Critical Thinking: Sierra Leone Telegraph: 18 July 2018:
There must be a difference between former electricity minister Henry Macauley’s administration under the APC and Kanja Sesay’s leadership under the New Direction. But it doesn’t seem so. Is Minister Kanja Sesay an accomplice to revenue sabotage?
Take a look at the picture of the long line of EDSA customers queuing from the first flow of NPA House right into the streets. And under rain. And no other alternatives. Because the vendor systems and mobile money can’t access the server.
What is the Minister of Energy doing to make it 10,000 times easier for people to recharge their meters and for government to rapidly accrue revenue in the process to pay power producers and offset accumulated debt in the power sector?
President Bio’s government only last week ratified international loan to the tune of 39 million dollars. This is added to the estimated 500 million dollars believed to have been invested in the electricity sector, since 2007.
We have been quick to blame Sierra Leoneans for being cheats and lazy. But how has the government helped the people to make it a habit to run to pay their bills, when more times than one they would have to queue in the hundreds to access the small number of booths – about three, that are inside Electricity House to do just that.
Are the hundreds of people standing in pouring rain not patriotic? Are they not willing to pay the cost to access the service? Are they and others that are willing to pay, not being blatantly discouraged from doing so?
There is clearly a need for a Minister in office who would functionally obsessed to ensure there are no revenue leaks.
When people are having to wait in long queues waiting to pay their utility bill, are we saying there shouldn’t have been by now the awareness that the existing pain faced by power consumers to inject resources into government coffers is a disincentive to imbibing the culture and willingness in these people to pay for public utilities?
Doesn’t this explain why some people in frustration – unable to recharge their meters, could recourse to plugging directly into the main power lines, bypassing their meters? Who do we blame for this?
Radical Solution: the scratch card way
Minister Kanja Sesay has to bring radical reform now in the recharging of meters, given the regularity of system failures that have closed almost all points of sale in the city and outlying areas.
Shouldn’t the Minister by now have spearheaded the use of Scratch Cards to recharge meters?
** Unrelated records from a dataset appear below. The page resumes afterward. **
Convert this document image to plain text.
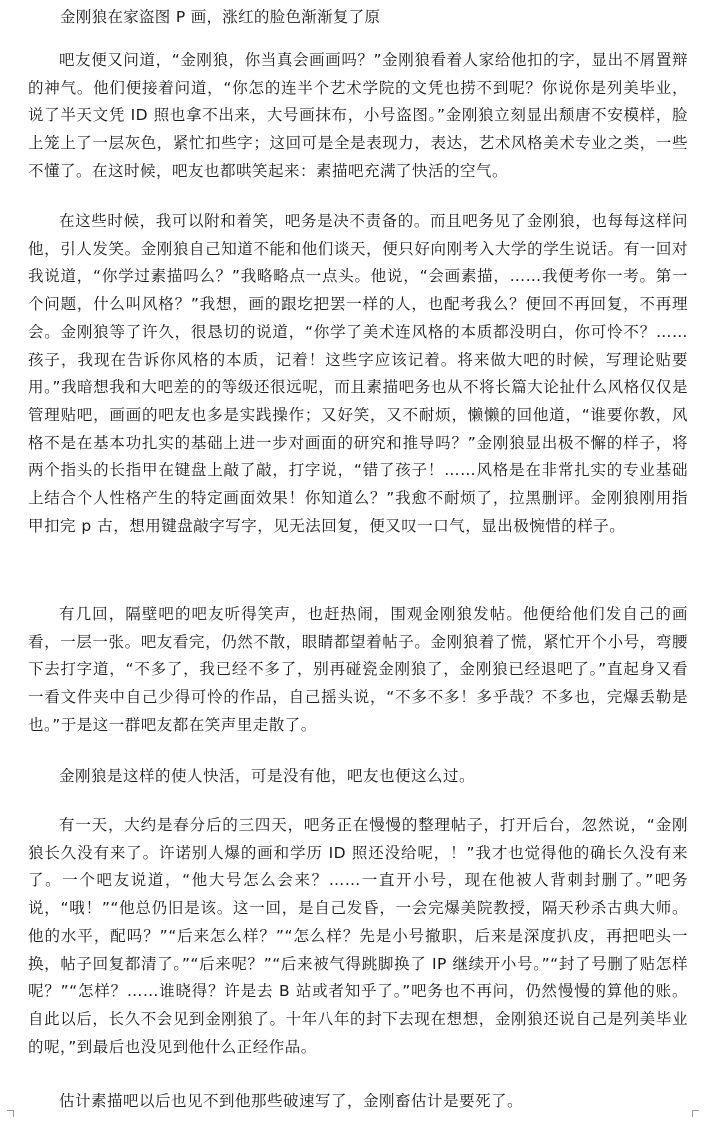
金刚狼在家盗图 P 画，涨红的脸色渐渐复了原

吧友便又问道，“金刚狼，你当真会画画吗？”金刚狼看着人家给他扣的字，显出不屑置辩的神气。他们便接着问道，“你怎的连半个艺术学院的文凭也捞不到呢？你说你是列美毕业，说了半天文凭 ID 照也拿不出来，大号画抹布，小号盗图。”金刚狼立刻显出颓唐不安模样，脸上笼上了一层灰色，紧忙扣些字；这回可是全是表现力，表达，艺术风格美术专业之类，一些不懂了。在这时候，吧友也都哄笑起来：素描吧充满了快活的空气。

在这些时候，我可以附和着笑，吧务是决不责备的。而且吧务见了金刚狼，也每每这样问他，引人发笑。金刚狼自己知道不能和他们谈天，便只好向刚考入大学的学生说话。有一回对我说道，“你学过素描吗么？”我略略点一点头。他说，“会画素描，……我便考你一考。第一个问题，什么叫风格？”我想，画的跟圪把罢一样的人，也配考我么？便回不再回复，不再理会。金刚狼等了许久，很恳切的说道，“你学了美术连风格的本质都没明白，你可怜不？……孩子，我现在告诉你风格的本质，记着！这些字应该记着。将来做大吧的时候，写理论贴要用。”我暗想我和大吧差的的等级还很远呢，而且素描吧务也从不将长篇大论扯什么风格仅仅是管理贴吧，画画的吧友也多是实践操作；又好笑，又不耐烦，懒懒的回他道，“谁要你教，风格不是在基本功扎实的基础上进一步对画面的研究和推导吗？”金刚狼显出极不懈的样子，将两个指头的长指甲在键盘上敲了敲，打字说，“错了孩子！……风格是在非常扎实的专业基础上结合个人性格产生的特定画面效果！你知道么？”我愈不耐烦了，拉黑删评。金刚狼刚用指甲扣完 p 古，想用键盘敲字写字，见无法回复，便又叹一口气，显出极惋惜的样子。

有几回，隔壁吧的吧友听得笑声，也赶热闹，围观金刚狼发帖。他便给他们发自己的画看，一层一张。吧友看完，仍然不散，眼睛都望着帖子。金刚狼着了慌，紧忙开个小号，弯腰下去打字道，“不多了，我已经不多了，别再碰瓷金刚狼了，金刚狼已经退吧了。”直起身又看一看文件夹中自己少得可怜的作品，自己摇头说，“不多不多！多乎哉？不多也，完爆丢勒是也。”于是这一群吧友都在笑声里走散了。

金刚狼是这样的使人快活，可是没有他，吧友也便这么过。

有一天，大约是春分后的三四天，吧务正在慢慢的整理帖子，打开后台，忽然说，“金刚狼长久没有来了。许诺别人爆的画和学历 ID 照还没给呢，！”我才也觉得他的确长久没有来了。一个吧友说道，“他大号怎么会来？……一直开小号，现在他被人背刺封删了。”吧务说，“哦！”“他总仍旧是该。这一回，是自己发昏，一会完爆美院教授，隔天秒杀古典大师。他的水平，配吗？”“后来怎么样？”“怎么样？先是小号撤职，后来是深度扒皮，再把吧头一换，帖子回复都清了。”“后来呢？”“后来被气得跳脚换了 IP 继续开小号。”“封了号删了贴怎样呢？”“怎样？……谁晓得？许是去 B 站或者知乎了。”吧务也不再问，仍然慢慢的算他的账。自此以后，长久不会见到金刚狼了。十年八年的封下去现在想想，金刚狼还说自己是列美毕业的呢，”到最后也没见到他什么正经作品。

估计素描吧以后也见不到他那些破速写了，金刚畜估计是要死了。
What is wrong with that?
He does not have to introduce expensive cards; just enough security features on papers are enough to make it easier for wholesalers to buy in bulk and retail to outlets so that consumers can just get on with paying bills with no hassle.
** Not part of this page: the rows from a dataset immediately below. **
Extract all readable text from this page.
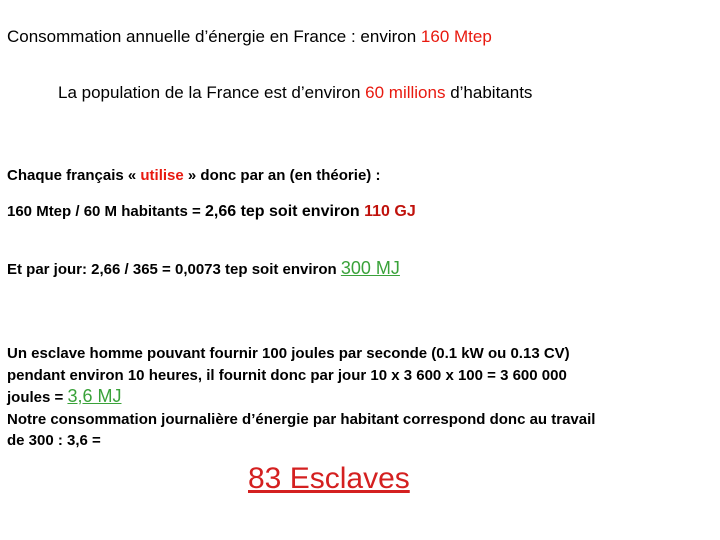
Consommation annuelle d’énergie en France : environ 160 Mtep
La population de la France est d’environ 60 millions d’habitants
Chaque français « utilise » donc par an (en théorie) :
160 Mtep / 60 M habitants = 2,66 tep soit environ 110 GJ
Et par jour: 2,66 / 365 = 0,0073 tep soit environ 300 MJ
Un esclave homme pouvant fournir 100 joules par seconde (0.1 kW ou 0.13 CV)
pendant environ 10 heures, il fournit donc par jour 10 x 3 600 x 100 = 3 600 000
joules = 3,6 MJ
Notre consommation journalière d’énergie par habitant correspond donc au travail
de 300 : 3,6 =
83 Esclaves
With the current stress to recharge meters, an estimated 100 million Leones could be lost weekly as people find an alternative to power their houses and businesses.
We are encouraging people to be unpatriotic because of our own leaders’ incompetence or unwillingness to, for once, be proactive with all that concerns revenue mobilization.
Is Minister Sesay any different?
Can Kanja Sesay please draw a line between his SLPP administration and that of the APC? Or is he now settled in his office to resume BUSINESS AS USUAL? Action, Mr Minister! Action. Critical Thinking (worried about EDSA revenue mobilization).
Sierra Leone’s electricity woes will not end. The country can only produce 3 percent of its need at the moment. Unless the Government initiates a regional policy driven by the Mano River Union, we shall continue moving round the same circle.
The Mano River Union (Guinea, Liberia and Sierra Leone) has the potential to produce 6000 Megawatts from their Hydro capability from which Sierra Leone could have 1500 MW, Liberia 1500 MW and Guinea 2500 MW. But currently Sierra Leone only has 3 percent (50 MW) Liberia 45 MW and Guinea 55 MW.
The Mano River Project could be supported by the United States for Liberia, the United Kingdom for Sierra Leone and France for Guinea. Perhaps the SLPP would like to follow this path which the APC never bothered to pursue despite being advised over the years.